Fig 2Comparison of methods to monitor for myelopathic progression in DCM.
Top panel: The bar graph displays the fraction of subjects that are deemed to be stable (green), borderline declined (yellow), or declined (red) for each clinical and MRI method of monitoring. For mJOA, a 1-point decrease is considered borderline and ≥ 2-point decreases are considered declined. For comprehensive examinations, subjects that have 1 or 2 measures that worsen ≥ 5% are considered borderline and worsening of ≥ 3 measures is considered declined. For anatomical MRI, any new or increased compression that can be visually appreciated is considered declined. For qMRI, deterioration of ≥ 1 measure is considered declined. DCM: degenerative cervical myelopathy; mJOA: modified Japanese Orthopedic Association. Bottom panel: Diagnostic accuracy of each measure was measured as sensitivity, specificity, and Youden’s Index relative to patients’ subjective impression, which was selected as the clinical case definition.

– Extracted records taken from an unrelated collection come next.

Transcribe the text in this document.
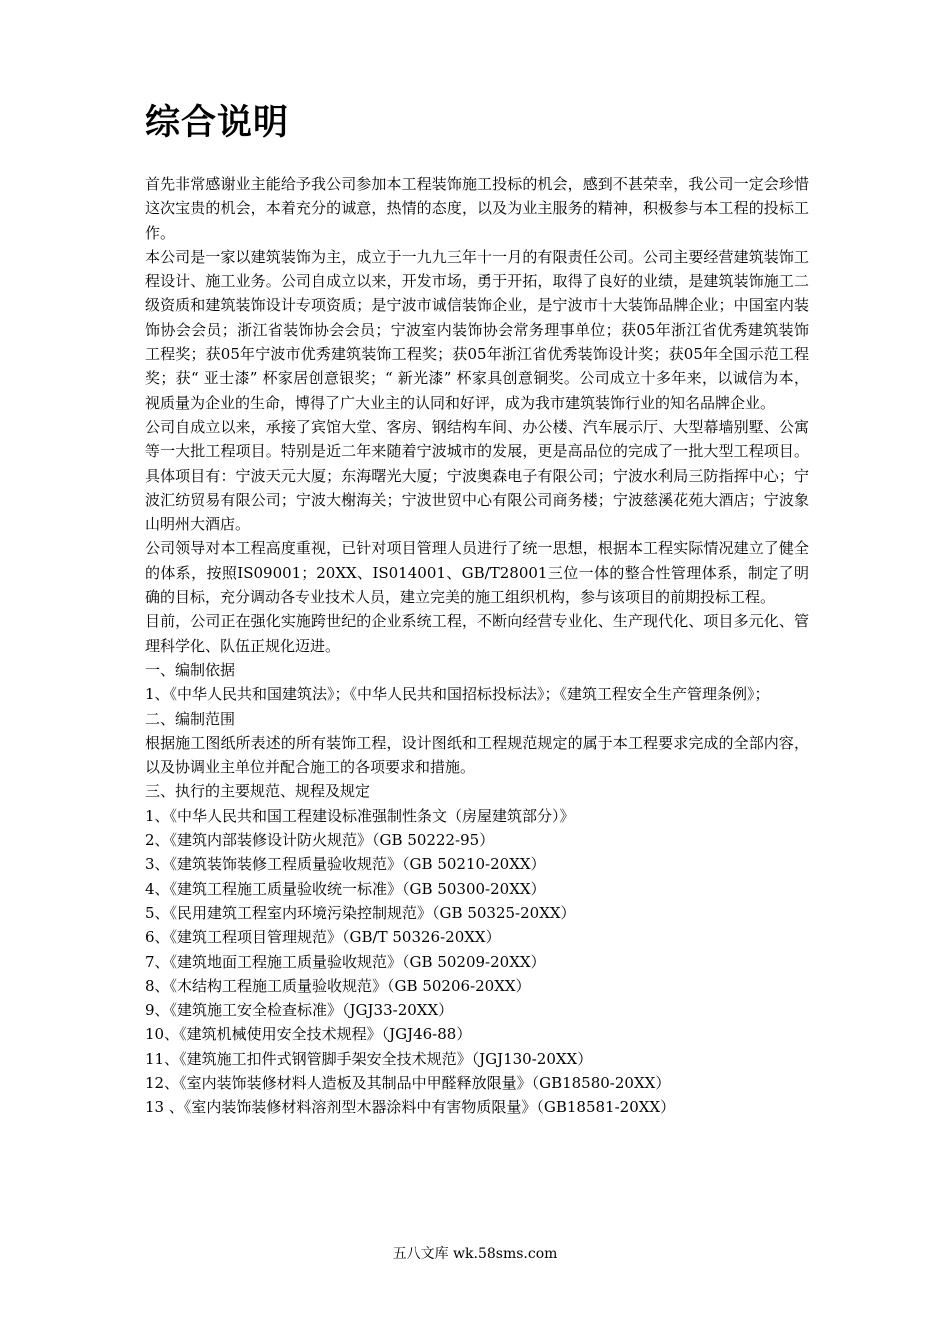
综合说明

首先非常感谢业主能给予我公司参加本工程装饰施工投标的机会，感到不甚荣幸，我公司一定会珍惜这次宝贵的机会，本着充分的诚意，热情的态度，以及为业主服务的精神，积极参与本工程的投标工作。

本公司是一家以建筑装饰为主，成立于一九九三年十一月的有限责任公司。公司主要经营建筑装饰工程设计、施工业务。公司自成立以来，开发市场，勇于开拓，取得了良好的业绩，是建筑装饰施工二级资质和建筑装饰设计专项资质；是宁波市诚信装饰企业，是宁波市十大装饰品牌企业；中国室内装饰协会会员；浙江省装饰协会会员；宁波室内装饰协会常务理事单位；获05年浙江省优秀建筑装饰工程奖；获05年宁波市优秀建筑装饰工程奖；获05年浙江省优秀装饰设计奖；获05年全国示范工程奖；获“ 亚士漆” 杯家居创意银奖；“ 新光漆” 杯家具创意铜奖。公司成立十多年来，以诚信为本，视质量为企业的生命，博得了广大业主的认同和好评，成为我市建筑装饰行业的知名品牌企业。

公司自成立以来，承接了宾馆大堂、客房、钢结构车间、办公楼、汽车展示厅、大型幕墙别墅、公寓等一大批工程项目。特别是近二年来随着宁波城市的发展，更是高品位的完成了一批大型工程项目。具体项目有：宁波天元大厦；东海曙光大厦；宁波奥森电子有限公司；宁波水利局三防指挥中心；宁波汇纺贸易有限公司；宁波大榭海关；宁波世贸中心有限公司商务楼；宁波慈溪花苑大酒店；宁波象山明州大酒店。

公司领导对本工程高度重视，已针对项目管理人员进行了统一思想，根据本工程实际情况建立了健全的体系，按照IS09001；20XX、IS014001、GB/T28001三位一体的整合性管理体系，制定了明确的目标，充分调动各专业技术人员，建立完美的施工组织机构，参与该项目的前期投标工程。

目前，公司正在强化实施跨世纪的企业系统工程，不断向经营专业化、生产现代化、项目多元化、管理科学化、队伍正规化迈进。

一、编制依据

1、《中华人民共和国建筑法》；《中华人民共和国招标投标法》；《建筑工程安全生产管理条例》；

二、编制范围

根据施工图纸所表述的所有装饰工程，设计图纸和工程规范规定的属于本工程要求完成的全部内容，以及协调业主单位并配合施工的各项要求和措施。

三、执行的主要规范、规程及规定

1、《中华人民共和国工程建设标准强制性条文（房屋建筑部分）》

2、《建筑内部装修设计防火规范》（GB 50222-95）

3、《建筑装饰装修工程质量验收规范》（GB 50210-20XX）

4、《建筑工程施工质量验收统一标准》（GB 50300-20XX）

5、《民用建筑工程室内环境污染控制规范》（GB 50325-20XX）

6、《建筑工程项目管理规范》（GB/T 50326-20XX）

7、《建筑地面工程施工质量验收规范》（GB 50209-20XX）

8、《木结构工程施工质量验收规范》（GB 50206-20XX）

9、《建筑施工安全检查标准》（JGJ33-20XX）

10、《建筑机械使用安全技术规程》（JGJ46-88）

11、《建筑施工扣件式钢管脚手架安全技术规范》（JGJ130-20XX）

12、《室内装饰装修材料人造板及其制品中甲醛释放限量》（GB18580-20XX）

13 、《室内装饰装修材料溶剂型木器涂料中有害物质限量》（GB18581-20XX）

五八文库 wk.58sms.com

Fig 3Distribution of observed changes in Quantitative MRI (qMRI) metrics at follow-up.
The observed changes in age-corrected qMRI metrics for individual subjects (displayed as Xs) are plotted in relation to the expected distribution based on the null hypothesis of no change, using test-retest reliability data to characterize the SEM and calculate z scores. The results for FARostral (top panel) are overlaid on a normal distribution. The composite score is calculated as an average of z scores for each metric, which is overlaid on a t distribution with 10 d.f.s (bottom panel). Each result is colour-coded based on the patient’s subjective impression of neurological worsening (red: worse, yellow: maybe worse, and green: the same or better). CSA: cross-sectional area; d.f.s: degrees of freedom; FA: fractional anisotropy; MCL: maximally compressed level; PDF: probability density function, SEM: standard error of measurement.
Fig 4Decision-making algorithm for degenerative cervical myelopathy patients initially managed non-operatively.
The decision-making algorithm requires clinical and quantitative MRI data collection at 2 time-points, and takes into account the patient’s subjective impression of worsening and objective measures of progression, including mJOA, a battery of clinical assessments, anatomical MRI, or quantitative MRI.